У Дениса и Тани родились еще двое сыновей. Младший очень похож на Артемку. Они видят своего старшего брата только на фотографиях.
За тот год, когда я общался с семьей Шипот, в онкологическом отделении, где он лежал, умерли трое детей. Один из России, двое из Украины. Не помогли ни деньги, ни новейшие методы лечения. Онколог, с которой я общался, сказала мне, что уходит на другую работу. Устала хоронить своих маленьких пациентов.
– Это невыносимо, – сказала она – когда при тебе угасает маленький человек, а ты ничего не можешь сделать.
Глава восьмая
Вернувшийся с войны
«…когда самолет оторвался от полосы, перегрузка стала уже невыносимой, потом нога вдруг подломилась и я рухнул на пол, сильно ударился и крепко приложил камеру. Собственно, первая мысль была о ней, не сломалась ли драгоценная аппаратура. Я тут же вскочил и опять, уже с воплем, грохнулся. Нога не слушалась…»
Впрочем, зайти мне в больницу пришлось – и не один раз. На приеме Рамо поздравила меня, показала какие-то бумаги, из которых следовало, что я здоров, что рак убит и что можно возвращаться к мирной жизни. Моя война окончена. Хотя, конечно, есть еще куча дел и масса ограничений. Для начала разговора доктор выдала мне стопку направлений и погнала делать многочисленные проверки: КТ легких, МРТ ноги, УЗИ сердца, анализ такой, анализ сякой. Все это требовало массу времени и постоянных разъездов. Километраж машины рос с угрожающей скоростью. Но, в полном соответствии с мудростью про глаза, которые боятся, руки делали, стопка уменьшалась, проверки показывали, что все в полном порядке. Потом мне объявили, что базовые процедуры закончены и меня переводят под наблюдение.

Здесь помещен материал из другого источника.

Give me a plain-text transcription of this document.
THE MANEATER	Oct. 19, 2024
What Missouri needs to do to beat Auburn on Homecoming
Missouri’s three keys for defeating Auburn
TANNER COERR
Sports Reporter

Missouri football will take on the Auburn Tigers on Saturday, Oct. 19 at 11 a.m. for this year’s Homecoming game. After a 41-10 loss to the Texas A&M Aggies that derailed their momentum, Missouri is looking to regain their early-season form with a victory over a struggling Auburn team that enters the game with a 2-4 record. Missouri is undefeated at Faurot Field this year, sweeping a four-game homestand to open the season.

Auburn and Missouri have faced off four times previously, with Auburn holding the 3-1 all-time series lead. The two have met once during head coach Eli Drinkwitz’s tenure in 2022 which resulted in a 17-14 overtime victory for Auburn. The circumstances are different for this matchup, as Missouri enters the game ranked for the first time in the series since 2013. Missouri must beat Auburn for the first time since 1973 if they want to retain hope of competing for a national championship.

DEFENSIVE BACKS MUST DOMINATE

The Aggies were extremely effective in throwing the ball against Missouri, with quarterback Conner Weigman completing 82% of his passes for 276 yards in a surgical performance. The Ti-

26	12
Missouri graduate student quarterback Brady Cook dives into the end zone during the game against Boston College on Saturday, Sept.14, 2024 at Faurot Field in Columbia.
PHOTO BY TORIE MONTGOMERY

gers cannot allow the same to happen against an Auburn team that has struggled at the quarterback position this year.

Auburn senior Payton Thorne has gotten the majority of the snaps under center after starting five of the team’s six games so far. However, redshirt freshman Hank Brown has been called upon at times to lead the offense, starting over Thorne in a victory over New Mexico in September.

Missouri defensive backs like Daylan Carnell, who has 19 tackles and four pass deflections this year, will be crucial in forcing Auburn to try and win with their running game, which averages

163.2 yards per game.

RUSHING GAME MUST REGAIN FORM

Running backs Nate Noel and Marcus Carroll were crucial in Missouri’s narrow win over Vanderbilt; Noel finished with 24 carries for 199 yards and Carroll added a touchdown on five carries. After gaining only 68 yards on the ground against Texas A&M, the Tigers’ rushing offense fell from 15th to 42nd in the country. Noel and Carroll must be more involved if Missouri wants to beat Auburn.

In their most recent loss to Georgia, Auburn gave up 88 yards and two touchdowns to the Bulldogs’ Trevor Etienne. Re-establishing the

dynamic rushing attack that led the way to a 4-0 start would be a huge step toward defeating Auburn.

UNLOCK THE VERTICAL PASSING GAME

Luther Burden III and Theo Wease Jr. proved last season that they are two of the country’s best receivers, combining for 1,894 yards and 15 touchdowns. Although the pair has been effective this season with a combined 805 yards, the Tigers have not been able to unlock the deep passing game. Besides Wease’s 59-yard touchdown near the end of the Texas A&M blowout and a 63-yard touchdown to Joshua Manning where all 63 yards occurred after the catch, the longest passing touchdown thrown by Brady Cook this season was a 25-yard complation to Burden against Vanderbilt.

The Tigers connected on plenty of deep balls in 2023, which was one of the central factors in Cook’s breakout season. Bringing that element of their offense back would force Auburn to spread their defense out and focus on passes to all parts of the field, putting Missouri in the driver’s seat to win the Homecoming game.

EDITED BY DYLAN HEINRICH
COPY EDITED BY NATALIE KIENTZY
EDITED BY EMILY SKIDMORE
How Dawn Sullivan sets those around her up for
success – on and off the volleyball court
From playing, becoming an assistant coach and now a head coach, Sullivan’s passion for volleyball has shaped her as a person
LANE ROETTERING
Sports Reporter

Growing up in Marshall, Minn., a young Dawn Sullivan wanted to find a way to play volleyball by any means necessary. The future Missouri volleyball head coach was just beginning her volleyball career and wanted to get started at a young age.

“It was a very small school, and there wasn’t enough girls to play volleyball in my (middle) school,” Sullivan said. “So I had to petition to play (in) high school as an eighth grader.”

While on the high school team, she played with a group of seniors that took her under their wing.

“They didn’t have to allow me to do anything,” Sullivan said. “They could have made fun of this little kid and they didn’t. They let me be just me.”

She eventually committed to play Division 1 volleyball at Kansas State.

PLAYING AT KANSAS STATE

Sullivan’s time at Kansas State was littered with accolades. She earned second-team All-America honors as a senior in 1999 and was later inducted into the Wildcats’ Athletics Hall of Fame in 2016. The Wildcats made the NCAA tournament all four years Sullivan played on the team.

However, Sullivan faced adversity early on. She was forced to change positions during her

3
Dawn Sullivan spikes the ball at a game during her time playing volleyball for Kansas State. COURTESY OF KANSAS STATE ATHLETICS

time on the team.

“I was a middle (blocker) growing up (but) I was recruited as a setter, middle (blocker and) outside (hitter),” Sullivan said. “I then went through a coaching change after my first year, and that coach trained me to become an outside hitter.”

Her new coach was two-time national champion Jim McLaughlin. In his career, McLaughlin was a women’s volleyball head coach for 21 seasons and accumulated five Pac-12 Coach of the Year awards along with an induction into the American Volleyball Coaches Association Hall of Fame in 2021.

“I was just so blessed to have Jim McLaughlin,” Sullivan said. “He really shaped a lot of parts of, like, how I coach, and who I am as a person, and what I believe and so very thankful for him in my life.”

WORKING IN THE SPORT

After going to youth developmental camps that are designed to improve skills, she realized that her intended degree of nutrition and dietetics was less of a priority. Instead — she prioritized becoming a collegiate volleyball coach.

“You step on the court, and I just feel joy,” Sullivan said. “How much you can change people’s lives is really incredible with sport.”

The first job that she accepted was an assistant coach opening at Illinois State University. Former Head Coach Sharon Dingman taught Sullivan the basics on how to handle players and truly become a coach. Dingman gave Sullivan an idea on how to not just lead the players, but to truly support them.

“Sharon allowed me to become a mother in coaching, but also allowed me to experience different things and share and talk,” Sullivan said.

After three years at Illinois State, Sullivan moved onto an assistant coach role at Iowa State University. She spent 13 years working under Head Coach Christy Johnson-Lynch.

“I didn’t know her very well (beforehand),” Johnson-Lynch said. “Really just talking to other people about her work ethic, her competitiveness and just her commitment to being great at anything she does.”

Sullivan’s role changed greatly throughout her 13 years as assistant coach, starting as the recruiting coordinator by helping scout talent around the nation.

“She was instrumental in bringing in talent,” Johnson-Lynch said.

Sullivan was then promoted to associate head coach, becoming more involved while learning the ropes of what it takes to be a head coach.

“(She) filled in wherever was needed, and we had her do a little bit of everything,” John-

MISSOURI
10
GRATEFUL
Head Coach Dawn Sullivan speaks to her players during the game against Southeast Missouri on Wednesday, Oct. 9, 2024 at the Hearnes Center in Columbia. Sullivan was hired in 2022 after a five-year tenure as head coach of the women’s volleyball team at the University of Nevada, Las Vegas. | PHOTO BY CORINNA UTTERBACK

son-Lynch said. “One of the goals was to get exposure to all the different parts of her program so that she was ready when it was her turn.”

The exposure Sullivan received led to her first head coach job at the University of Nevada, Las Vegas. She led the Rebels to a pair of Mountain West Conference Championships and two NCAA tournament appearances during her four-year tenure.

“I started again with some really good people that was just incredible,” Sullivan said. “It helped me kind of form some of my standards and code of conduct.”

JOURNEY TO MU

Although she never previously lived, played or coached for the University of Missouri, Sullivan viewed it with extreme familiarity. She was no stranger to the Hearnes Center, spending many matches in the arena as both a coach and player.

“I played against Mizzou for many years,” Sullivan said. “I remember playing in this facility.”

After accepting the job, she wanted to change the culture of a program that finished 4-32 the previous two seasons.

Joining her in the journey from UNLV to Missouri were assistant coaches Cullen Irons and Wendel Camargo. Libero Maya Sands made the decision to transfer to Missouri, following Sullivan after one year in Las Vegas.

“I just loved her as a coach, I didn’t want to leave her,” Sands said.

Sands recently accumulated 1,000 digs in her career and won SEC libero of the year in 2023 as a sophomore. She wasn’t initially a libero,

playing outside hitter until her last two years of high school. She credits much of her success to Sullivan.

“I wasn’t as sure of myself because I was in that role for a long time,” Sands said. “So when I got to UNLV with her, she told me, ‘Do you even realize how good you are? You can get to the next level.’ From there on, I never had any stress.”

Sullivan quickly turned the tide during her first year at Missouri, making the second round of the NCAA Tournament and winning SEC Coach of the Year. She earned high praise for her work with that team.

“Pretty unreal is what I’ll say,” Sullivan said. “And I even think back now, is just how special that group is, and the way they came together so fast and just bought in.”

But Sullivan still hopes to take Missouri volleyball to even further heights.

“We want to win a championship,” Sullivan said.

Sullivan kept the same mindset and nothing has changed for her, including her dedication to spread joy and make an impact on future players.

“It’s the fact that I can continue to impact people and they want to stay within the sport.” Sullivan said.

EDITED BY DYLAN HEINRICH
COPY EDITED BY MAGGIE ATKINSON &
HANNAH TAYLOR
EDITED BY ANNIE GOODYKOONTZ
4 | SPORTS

ОТСТУПЛЕНИЕ: Статус «онкологический больной» в Израиле присваивают на пять лет. Это, если болезнь прошла бесследно. В первый год контрольные проверки (в моем случае КТ легких), делают каждые три месяца. Следующие два года – раз в шесть месяцев. Потом раз в год. После каждой проверки надо явиться к врачу, чтобы, как выразился мой приятель-медбрат, она на тебя посмотрела. Иногда просят сдать кровь, но в целом все это особых хлопот не доставляет. Проблема обычно одна – очереди на обследования в Израиле жуткие, поэтому, когда проходишь очередное обследование, надо сразу заказывать очередь на следующее.
На работе на меня крепко насели, загрузили съемками и монтажами, но это было только к лучшему – отличная реабилитация. Как выяснилось, начальство в Москве узнало о моей болезни и о том, как Сережа Пашков меня прикрывал, но, поскольку все закончилось относительно благополучно, спустило все на тормозах. Мы гоняли по Израилю, снимали то здесь, то там, то одно, то другое. Дома тоже все пошло своим чередом, без постоянных госпитализаций. Жизнь стала входить в привычную колею, мы с Аленой расслабились. И Вселенная сразу показала, что рано.